Le zen vient contredire la philosophie occidentale en lui opposant la radicalité d'une pratique qui engage chacun dans une actualisation personnelle du propos, la pensée ne pouvant y avoir accès.
La méditation commence par une prise de conscience de ces aller-retour entre ces deux niveaux de conscience. Elle nous révèle le pouvoir des instances identitaires situées dans le haut du corps s'opposant à cette force immanente qu'Hakuin place sous le nombril. D'un côté une pensée attachée à un cadre de référence déterminant et définissant qu'il faut projeter sur le futur, qui exige de poursuivre un projet et d'éliminer l'aléatoire, l'incertain ; de l'autre, cet autre niveau de conscience situé dans l'espace sous le nombril, qui bouleverse le mode de perception habituel parce que l'interrogation devient la seule manière de considérer le fondement de l'Etre, de l'Etre-humain.
Définir la vie à partir de ce que l'on sait et interroger la vie telle qu'elle nous arrive, sont deux options directionnelles opposées, elles mobilisent la personne à des niveaux différents.
La méditation, cependant, nous apprend qu'il n'y a pas lieu de les opposer, le simple exercice permet de conduire l'intellect ailleurs que là où il sait et d'ainsi le laisser se glisser là où la vie nous interroge et où nous interrogeons la vie. Au-delà de la pensée et de la non-pensée, un moment de pure créativité surgit chaque fois que nous prenons contact avec cet autre mode de « connaître ».
Se donner la chance, chaque jour, tout en plaçant la respiration dans le bas ventre, de se poser cette question : « Quelles nouvelles m'arrivent aujourd'hui de ce village natal ? »

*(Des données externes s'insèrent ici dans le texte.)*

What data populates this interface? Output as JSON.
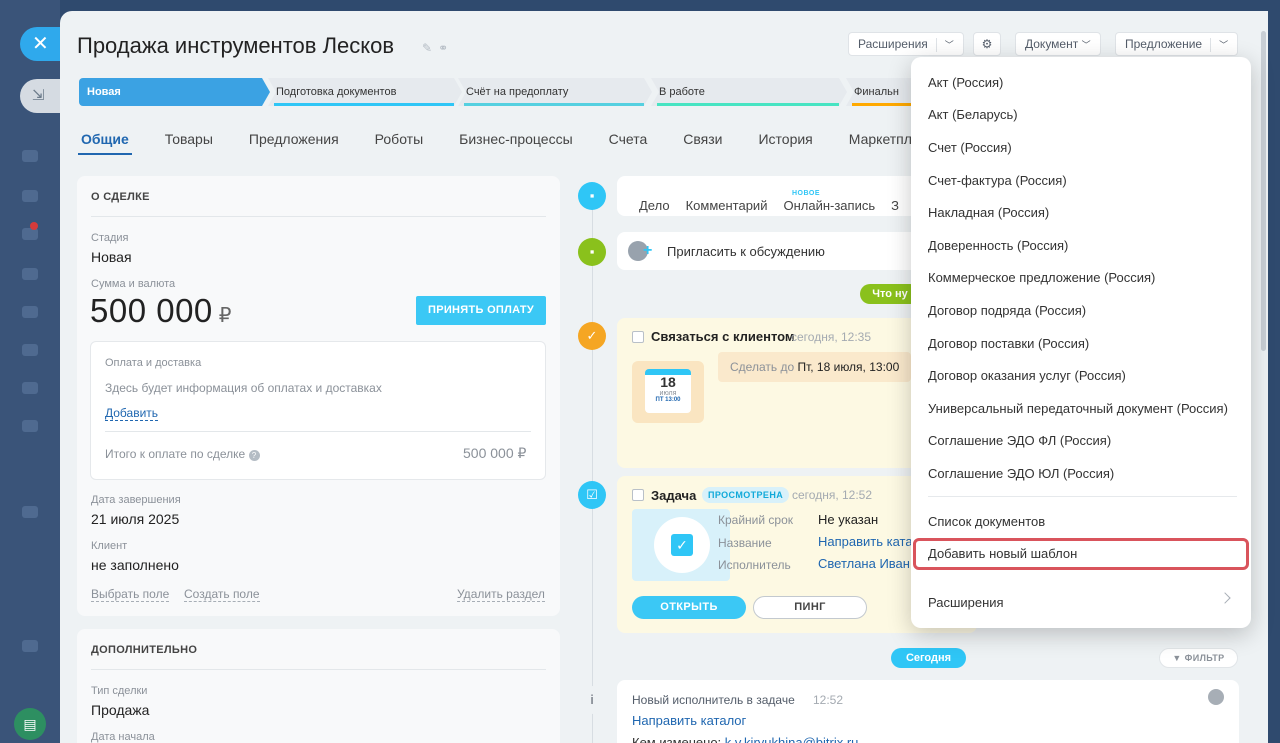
{
  "deal": {
    "title": "Продажа инструментов Лесков"
  },
  "header": {
    "extensions_label": "Расширения",
    "document_label": "Документ",
    "offer_label": "Предложение"
  },
  "stages": [
    {
      "label": "Новая",
      "color": "#3ba2e3"
    },
    {
      "label": "Подготовка документов",
      "color": "#2fc6f6"
    },
    {
      "label": "Счёт на предоплату",
      "color": "#55d0e0"
    },
    {
      "label": "В работе",
      "color": "#47e4c2"
    },
    {
      "label": "Финальн",
      "color": "#ffa900"
    }
  ],
  "tabs": [
    "Общие",
    "Товары",
    "Предложения",
    "Роботы",
    "Бизнес-процессы",
    "Счета",
    "Связи",
    "История",
    "Маркетплейс"
  ],
  "about": {
    "heading": "О СДЕЛКЕ",
    "stage_label": "Стадия",
    "stage_value": "Новая",
    "amount_label": "Сумма и валюта",
    "amount_value": "500 000",
    "currency": "₽",
    "accept_payment": "ПРИНЯТЬ ОПЛАТУ",
    "payment_title": "Оплата и доставка",
    "payment_hint": "Здесь будет информация об оплатах и доставках",
    "add_link": "Добавить",
    "total_label": "Итого к оплате по сделке",
    "total_value": "500 000 ₽",
    "close_date_label": "Дата завершения",
    "close_date_value": "21 июля 2025",
    "client_label": "Клиент",
    "client_value": "не заполнено",
    "choose_field": "Выбрать поле",
    "create_field": "Создать поле",
    "delete_section": "Удалить раздел"
  },
  "extra": {
    "heading": "ДОПОЛНИТЕЛЬНО",
    "type_label": "Тип сделки",
    "type_value": "Продажа",
    "start_label": "Дата начала"
  },
  "timeline": {
    "tabs": [
      "Дело",
      "Комментарий",
      "Онлайн-запись",
      "З"
    ],
    "new_badge": "НОВОЕ",
    "invite": "Пригласить к обсуждению",
    "pill_todo": "Что ну",
    "activity": {
      "title": "Связаться с клиентом",
      "time": "сегодня, 12:35",
      "cal_day": "18",
      "cal_month": "июля",
      "cal_footer": "ПТ 13:00",
      "deadline_prefix": "Сделать до",
      "deadline_value": "Пт, 18 июля, 13:00"
    },
    "task": {
      "title": "Задача",
      "badge": "ПРОСМОТРЕНА",
      "time": "сегодня, 12:52",
      "deadline_label": "Крайний срок",
      "deadline_value": "Не указан",
      "name_label": "Название",
      "name_value": "Направить ката",
      "assignee_label": "Исполнитель",
      "assignee_value": "Светлана Иван",
      "open_btn": "ОТКРЫТЬ",
      "ping_btn": "ПИНГ"
    },
    "today_pill": "Сегодня",
    "filter_btn": "ФИЛЬТР",
    "log": {
      "title": "Новый исполнитель в задаче",
      "time": "12:52",
      "link": "Направить каталог",
      "changed_prefix": "Кем изменено:",
      "changed_value": "k.v.kiryukhina@bitrix.ru"
    }
  },
  "menu": {
    "items": [
      "Акт (Россия)",
      "Акт (Беларусь)",
      "Счет (Россия)",
      "Счет-фактура (Россия)",
      "Накладная (Россия)",
      "Доверенность (Россия)",
      "Коммерческое предложение (Россия)",
      "Договор подряда (Россия)",
      "Договор поставки (Россия)",
      "Договор оказания услуг (Россия)",
      "Универсальный передаточный документ (Россия)",
      "Соглашение ЭДО ФЛ (Россия)",
      "Соглашение ЭДО ЮЛ (Россия)"
    ],
    "doc_list": "Список документов",
    "add_template": "Добавить новый шаблон",
    "extensions": "Расширения"
  },
  "colors": {
    "accent": "#3bc8f5",
    "link": "#2067b0",
    "highlight": "#d9545c",
    "timeline_green": "#8ac11c",
    "timeline_orange": "#f5a623",
    "timeline_blue": "#2fc6f6"
  }
}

Ce n'est pas le bas ventre en tant que tel qui importe, c'est la qualité de cette nouvelle approche du réel et de soi-même qui se fait dans un esprit de découverte. Le mode interrogatif n'attend pas de réponse, c'est juste une manière d'être, une certaine manière de se mettre à l'écoute de ce qui nous fait être, proche de l'étonnement, « une mise à disposition » qui ne capture rien pour son propre bénéfice.
Puissiez-vous recevoir de belles nouvelles pendant ces vacances.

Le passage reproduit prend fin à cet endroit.